His reversal reflects a broader transformation within the Republican Party, where support for promoting democracy abroad has given way to a more isolationist, transactional approach to foreign policy and information warfare.
It's also part of an administration offensive against the press: from barring the Associated Press from covering certain events for refusing to rename the Gulf of Mexico as the "Gulf of America" to taking control of the press pool away from the White House Correspondents' Association to an FCC investigation into NPR and PBS with an eye toward eliminating their federal funding.
What connects all these actions is a systematic attempt to control information and marginalize critical voices—precisely the behavior these international broadcasters have spent decades exposing in authoritarian regimes around the world.
A gift to America's adversaries
What's particularly striking about this move is how transparently it serves the interests of dictatorships that have long sought to silence these networks.
Russia has designated both VOA and Radio Free Europe as "undesirable foreign organizations." North Korea has reportedly executed citizens caught listening to Radio Free Asia. Chinese state media celebrated the moves against Radio Free Asia, which one state-controlled journalist labeled "one of the US's most insidious anti-China propaganda outlets."
When your policy decisions earn rave reviews from dictatorships, perhaps it's time for some soul-searching.
Even Republican lawmakers with hawkish foreign policy views have recognized the strategic blunder. Rep. Michael McCaul, former chair of the House Foreign Affairs Committee, told NPR that these networks "provide day-to-day updates on far-off regions, uphold a free press even in authoritarian countries, and ensure Americans—and people everywhere—are not subject to our adversaries' propaganda."
Rep. Young Kim, chair of the House Select Committee on East Asia and Pacific, was even more direct to POLITICO: "Gutting Radio Free Asia and other U.S. Agency for Global Media platforms counters the principles of freedom our nation was founded on and cedes leverage to the Chinese Communist Party, North Korea, and other regimes."
What now?
The legal basis for shuttering these congressionally chartered organizations remains questionable. In 2020, Congress passed a law specifically designed to protect the editorial independence of these networks from political interference.
Several employees have suggested they may mount legal challenges and bipartisan congressional pushback appears likely.
But even if these networks eventually survive in some diminished form, America's global credibility has been damaged. As Reporters Without Borders noted in condemning the move, this represents "a departure from the historic role of the United States as a defender of free information."
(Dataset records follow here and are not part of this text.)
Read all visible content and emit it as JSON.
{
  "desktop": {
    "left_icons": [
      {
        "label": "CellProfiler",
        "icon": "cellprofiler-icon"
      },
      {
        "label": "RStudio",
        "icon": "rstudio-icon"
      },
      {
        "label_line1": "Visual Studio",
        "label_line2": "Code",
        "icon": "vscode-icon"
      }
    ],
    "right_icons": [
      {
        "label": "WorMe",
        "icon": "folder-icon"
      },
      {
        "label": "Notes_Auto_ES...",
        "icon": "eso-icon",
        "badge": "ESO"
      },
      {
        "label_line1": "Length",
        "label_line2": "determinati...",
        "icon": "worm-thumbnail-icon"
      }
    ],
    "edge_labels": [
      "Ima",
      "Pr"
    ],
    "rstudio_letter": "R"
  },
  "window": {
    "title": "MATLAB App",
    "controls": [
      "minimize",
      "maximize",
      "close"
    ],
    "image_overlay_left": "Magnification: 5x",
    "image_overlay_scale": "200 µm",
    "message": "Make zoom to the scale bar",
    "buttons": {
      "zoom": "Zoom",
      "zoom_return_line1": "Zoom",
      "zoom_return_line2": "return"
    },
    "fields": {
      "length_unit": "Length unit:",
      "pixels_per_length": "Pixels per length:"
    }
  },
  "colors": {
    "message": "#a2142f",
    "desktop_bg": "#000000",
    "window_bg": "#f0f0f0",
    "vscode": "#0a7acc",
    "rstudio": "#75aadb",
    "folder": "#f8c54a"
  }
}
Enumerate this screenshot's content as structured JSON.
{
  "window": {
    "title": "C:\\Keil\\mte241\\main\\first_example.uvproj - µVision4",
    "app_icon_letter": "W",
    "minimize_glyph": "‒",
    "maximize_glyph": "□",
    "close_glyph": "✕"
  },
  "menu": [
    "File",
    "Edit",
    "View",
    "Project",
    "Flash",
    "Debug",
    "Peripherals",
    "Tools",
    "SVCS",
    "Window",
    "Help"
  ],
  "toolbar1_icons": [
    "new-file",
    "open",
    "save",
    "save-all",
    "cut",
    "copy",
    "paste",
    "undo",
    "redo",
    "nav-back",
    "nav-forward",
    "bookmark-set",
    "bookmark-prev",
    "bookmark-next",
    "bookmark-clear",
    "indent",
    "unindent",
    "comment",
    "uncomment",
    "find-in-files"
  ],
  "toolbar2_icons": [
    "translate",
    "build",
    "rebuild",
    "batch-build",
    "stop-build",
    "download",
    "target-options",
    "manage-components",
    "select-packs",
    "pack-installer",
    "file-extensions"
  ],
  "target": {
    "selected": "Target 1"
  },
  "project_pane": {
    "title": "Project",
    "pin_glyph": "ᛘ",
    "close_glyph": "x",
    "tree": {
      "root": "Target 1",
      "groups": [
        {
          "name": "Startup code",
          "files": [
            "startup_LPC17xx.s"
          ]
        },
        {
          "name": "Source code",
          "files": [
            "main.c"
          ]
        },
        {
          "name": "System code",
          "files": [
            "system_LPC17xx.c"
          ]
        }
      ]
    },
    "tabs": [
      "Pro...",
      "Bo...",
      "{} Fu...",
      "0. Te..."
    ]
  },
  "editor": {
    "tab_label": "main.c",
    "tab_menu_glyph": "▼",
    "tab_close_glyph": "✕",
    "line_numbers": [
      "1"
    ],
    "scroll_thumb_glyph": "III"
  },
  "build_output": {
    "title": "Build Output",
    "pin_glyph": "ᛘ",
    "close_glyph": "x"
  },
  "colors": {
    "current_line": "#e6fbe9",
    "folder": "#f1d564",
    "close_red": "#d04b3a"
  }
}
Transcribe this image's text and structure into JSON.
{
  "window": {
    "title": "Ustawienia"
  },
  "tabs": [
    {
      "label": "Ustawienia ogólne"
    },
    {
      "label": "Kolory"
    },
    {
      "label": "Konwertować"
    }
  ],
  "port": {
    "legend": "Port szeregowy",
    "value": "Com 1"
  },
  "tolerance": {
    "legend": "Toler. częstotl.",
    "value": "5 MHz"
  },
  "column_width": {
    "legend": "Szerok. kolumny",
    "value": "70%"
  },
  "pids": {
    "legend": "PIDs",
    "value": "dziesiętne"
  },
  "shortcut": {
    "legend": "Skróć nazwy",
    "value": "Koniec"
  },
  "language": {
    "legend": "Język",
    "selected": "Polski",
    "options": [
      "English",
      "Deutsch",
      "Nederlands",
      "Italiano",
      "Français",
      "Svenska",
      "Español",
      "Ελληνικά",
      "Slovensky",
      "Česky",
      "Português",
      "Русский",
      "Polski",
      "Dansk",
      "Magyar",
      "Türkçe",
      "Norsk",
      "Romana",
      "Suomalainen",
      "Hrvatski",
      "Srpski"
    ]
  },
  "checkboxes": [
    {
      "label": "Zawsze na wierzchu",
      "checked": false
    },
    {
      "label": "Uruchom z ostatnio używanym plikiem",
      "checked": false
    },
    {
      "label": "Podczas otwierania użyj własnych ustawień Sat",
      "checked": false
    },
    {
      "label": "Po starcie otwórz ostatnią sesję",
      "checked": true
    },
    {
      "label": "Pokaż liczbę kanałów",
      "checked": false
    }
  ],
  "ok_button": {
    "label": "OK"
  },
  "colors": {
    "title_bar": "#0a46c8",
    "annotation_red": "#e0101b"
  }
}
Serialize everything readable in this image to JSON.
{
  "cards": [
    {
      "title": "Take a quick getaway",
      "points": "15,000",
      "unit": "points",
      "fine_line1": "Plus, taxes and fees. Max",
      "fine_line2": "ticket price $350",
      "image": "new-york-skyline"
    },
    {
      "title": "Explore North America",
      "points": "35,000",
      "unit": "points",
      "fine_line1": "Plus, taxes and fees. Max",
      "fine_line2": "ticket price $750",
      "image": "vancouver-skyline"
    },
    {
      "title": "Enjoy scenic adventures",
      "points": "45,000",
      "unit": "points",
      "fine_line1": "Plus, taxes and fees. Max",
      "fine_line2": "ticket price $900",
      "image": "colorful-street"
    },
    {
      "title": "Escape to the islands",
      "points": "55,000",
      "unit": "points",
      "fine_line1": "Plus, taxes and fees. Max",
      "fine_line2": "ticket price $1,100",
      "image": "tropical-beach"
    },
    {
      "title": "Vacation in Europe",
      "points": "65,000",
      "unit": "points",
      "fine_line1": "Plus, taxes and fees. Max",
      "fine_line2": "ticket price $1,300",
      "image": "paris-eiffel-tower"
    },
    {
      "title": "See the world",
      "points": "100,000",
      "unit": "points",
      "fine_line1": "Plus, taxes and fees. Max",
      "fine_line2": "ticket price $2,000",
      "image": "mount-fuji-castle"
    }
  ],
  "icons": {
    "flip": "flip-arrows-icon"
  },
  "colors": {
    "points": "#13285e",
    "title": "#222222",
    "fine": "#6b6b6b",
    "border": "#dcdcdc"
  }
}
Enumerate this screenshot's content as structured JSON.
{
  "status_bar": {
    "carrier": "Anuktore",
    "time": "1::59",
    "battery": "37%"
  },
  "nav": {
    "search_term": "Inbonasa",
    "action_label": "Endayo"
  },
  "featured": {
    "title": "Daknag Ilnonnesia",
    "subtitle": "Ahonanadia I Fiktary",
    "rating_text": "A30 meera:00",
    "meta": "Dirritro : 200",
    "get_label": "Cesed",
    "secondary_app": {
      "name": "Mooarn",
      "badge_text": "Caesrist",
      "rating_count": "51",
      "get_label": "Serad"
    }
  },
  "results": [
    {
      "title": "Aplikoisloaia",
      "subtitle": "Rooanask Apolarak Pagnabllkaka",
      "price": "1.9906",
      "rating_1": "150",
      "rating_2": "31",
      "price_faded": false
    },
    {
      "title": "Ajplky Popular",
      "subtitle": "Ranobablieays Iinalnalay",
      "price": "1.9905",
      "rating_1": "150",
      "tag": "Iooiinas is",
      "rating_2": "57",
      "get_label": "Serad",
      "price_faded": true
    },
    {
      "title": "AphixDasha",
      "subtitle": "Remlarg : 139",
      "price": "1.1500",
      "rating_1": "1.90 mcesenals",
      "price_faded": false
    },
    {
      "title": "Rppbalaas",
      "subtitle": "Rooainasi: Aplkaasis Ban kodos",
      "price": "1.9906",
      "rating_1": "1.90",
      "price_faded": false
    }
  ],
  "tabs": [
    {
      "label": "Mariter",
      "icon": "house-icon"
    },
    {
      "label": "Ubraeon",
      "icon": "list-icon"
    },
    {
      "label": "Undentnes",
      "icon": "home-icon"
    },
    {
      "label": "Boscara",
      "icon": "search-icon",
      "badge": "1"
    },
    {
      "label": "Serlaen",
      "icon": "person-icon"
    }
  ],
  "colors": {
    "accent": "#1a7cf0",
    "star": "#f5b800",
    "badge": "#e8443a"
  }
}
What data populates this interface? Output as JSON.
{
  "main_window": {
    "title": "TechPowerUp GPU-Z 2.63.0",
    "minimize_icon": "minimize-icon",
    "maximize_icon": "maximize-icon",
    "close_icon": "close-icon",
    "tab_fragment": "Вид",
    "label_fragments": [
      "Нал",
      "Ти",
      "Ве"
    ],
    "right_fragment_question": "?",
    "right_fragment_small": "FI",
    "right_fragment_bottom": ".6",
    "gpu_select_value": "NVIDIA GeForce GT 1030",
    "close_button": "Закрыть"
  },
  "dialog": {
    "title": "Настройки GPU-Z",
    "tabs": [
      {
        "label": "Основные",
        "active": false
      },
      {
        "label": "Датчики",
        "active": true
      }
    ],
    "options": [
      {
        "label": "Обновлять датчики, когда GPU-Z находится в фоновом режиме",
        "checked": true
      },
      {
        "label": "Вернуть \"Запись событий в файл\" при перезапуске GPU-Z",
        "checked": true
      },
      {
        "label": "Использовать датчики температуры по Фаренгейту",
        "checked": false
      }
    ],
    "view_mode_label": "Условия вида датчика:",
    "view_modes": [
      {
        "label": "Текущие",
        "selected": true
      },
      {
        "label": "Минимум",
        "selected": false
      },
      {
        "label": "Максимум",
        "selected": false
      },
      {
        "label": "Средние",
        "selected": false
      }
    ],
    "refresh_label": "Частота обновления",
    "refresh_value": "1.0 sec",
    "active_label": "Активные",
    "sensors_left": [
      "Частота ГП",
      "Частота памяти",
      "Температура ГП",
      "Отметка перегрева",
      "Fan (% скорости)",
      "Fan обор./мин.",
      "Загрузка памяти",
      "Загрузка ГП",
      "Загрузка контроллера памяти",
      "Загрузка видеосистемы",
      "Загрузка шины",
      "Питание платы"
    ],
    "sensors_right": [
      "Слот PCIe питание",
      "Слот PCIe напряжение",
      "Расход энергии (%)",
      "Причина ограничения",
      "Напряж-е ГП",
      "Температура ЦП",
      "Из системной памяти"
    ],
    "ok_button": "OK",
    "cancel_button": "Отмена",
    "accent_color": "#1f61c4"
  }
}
For decades, America's government-funded international broadcasters have been living embodiments of the First Amendment, demonstrating to the world what a free press looks like in action.
Now, with a stroke of a pen, that beacon has been dimmed—and America's adversaries are celebrating. Turns out that silencing America's voice to the world speaks volumes about what America is becoming.
It is really happening and not enough people don’t understand the road we are on…
Our Government’s action toward VOA is more than tragic. Here or abroad, large swaths of Americans would trust news from VOA more than that from the Washington Post, New York Times, or Fox News. That said, Americans have elected a fascist so we’re reaping what we sow.